About twenty-five years ago, I took on this encrusted mountain of untruth but gave up in the end. Having written on the subject as editor of the historical journal, Continuity, I came to the view that there might be too much invented history here for any one practicing historian to refute. Alas the fictions kept building up, as American politics continued to move leftward and as those who approved of this tendency looked for a meaningful past to justify changes that were then underway. To give one relevant example: if one could make most people believe that Reconstruction, if persistently pursued, would have led to a more democratic society, then one could easily argue for "overdue" reforms, as the completion of a worthy but unfinished historical project. The past is to be consulted as an object lesson, for its sins of prejudice and for its failure to achieve more fully what the Left is focusing on. Although Woods does not defend legal segregation, he does provide an explanation for its development that I too learned from reading among others Forrest McDonald. Southerners in the post war era were taking legal action against the alarmingly high rate of violence engendered by Freedmen, many of whom were vagrants. Northern cities in the 1840s and 1850s had already introduced segregation to deal with Negro vagrancy and Negro crime. Woods makes no attempt to defend the political enforcement of such separation but notes that it resulted from real social problems as opposed to the racist character of Euro-Americans. He also makes clear how the Freedmen’s Bureau, which is usually presented as an admirable instrument of black uplift, was basic to a Radical Republican power grab. In 1866 President Andrew Johnson vetoed the bill to establish this bureau as "an extraconstitutional system of police and judicature."

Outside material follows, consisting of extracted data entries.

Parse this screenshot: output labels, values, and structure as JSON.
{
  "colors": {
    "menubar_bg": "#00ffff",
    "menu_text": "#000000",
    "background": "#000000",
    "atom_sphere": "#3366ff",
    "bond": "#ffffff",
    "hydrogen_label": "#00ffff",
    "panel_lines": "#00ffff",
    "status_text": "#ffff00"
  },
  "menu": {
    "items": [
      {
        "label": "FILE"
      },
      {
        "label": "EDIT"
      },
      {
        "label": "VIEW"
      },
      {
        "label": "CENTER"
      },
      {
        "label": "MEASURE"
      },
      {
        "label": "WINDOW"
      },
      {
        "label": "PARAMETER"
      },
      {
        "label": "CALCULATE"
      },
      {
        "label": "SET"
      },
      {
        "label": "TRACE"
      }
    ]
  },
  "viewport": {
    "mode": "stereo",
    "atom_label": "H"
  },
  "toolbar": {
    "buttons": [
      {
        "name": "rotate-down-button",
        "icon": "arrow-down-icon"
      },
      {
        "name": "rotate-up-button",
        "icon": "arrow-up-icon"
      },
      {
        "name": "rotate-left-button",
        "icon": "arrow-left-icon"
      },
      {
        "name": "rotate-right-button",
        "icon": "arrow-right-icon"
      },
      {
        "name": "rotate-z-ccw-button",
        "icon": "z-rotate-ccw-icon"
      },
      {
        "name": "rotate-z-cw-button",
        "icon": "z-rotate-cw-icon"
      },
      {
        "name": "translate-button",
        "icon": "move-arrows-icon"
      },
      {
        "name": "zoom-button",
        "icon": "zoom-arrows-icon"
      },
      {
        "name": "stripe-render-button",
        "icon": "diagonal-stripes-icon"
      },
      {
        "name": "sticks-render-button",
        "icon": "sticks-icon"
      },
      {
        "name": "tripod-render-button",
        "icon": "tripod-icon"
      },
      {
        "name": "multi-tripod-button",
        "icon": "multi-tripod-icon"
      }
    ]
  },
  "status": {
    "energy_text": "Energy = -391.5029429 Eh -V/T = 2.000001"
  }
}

Woods resourcefully resurrects understandings of American historical developments that have fallen into oblivion or disrepute not because they are false but because they no longer serve current political agendas. And he keeps pointing out all the departures from plain historical facts that have taken place because of present reformist interests and programs. His treatment of the American Civil War as a "repressible conflict" that resulted in a prolonged slaughter because of fanatics on both sides is not a new idea. It is the argument of the great American historian Avery Craven, whose work I studied in college, back in 1961. Craven’s well-documented argument, as Woods knows, was never factually discredited but rather declared to be racially insensitive. One of Craven’s successors at Chicago, the black historian John Hope Franklin, railed against the previous generation of scholars who had left behind socially reactionary historiography. Apparently we should be rejoicing at the cathartic sanguinary war that was fought among Americans because it ended slavery at once, instead of allowing the issue to be resolved over a longer time, perhaps more peacefully. What Woods might have added is that absent the racial issue, it is hard to find 10 people anywhere in the West who would care about who secedes from whom. No one to my knowledge regretted the lack of force used to keep Slovakia in a once unified Czechoslovakia or would call for military measures to prevent Quebec from leaving the rest of Canada. It is the question of black slaves being put under white masters that is paramount for journalists and academics looking at the War Between the States. This circumstance requires "nice people" to express their unconditional support for the Union side, together with an endorsement of the subsequent Reconstruction, which, we are routinely told, did not go far enough to reconstruct a racist society.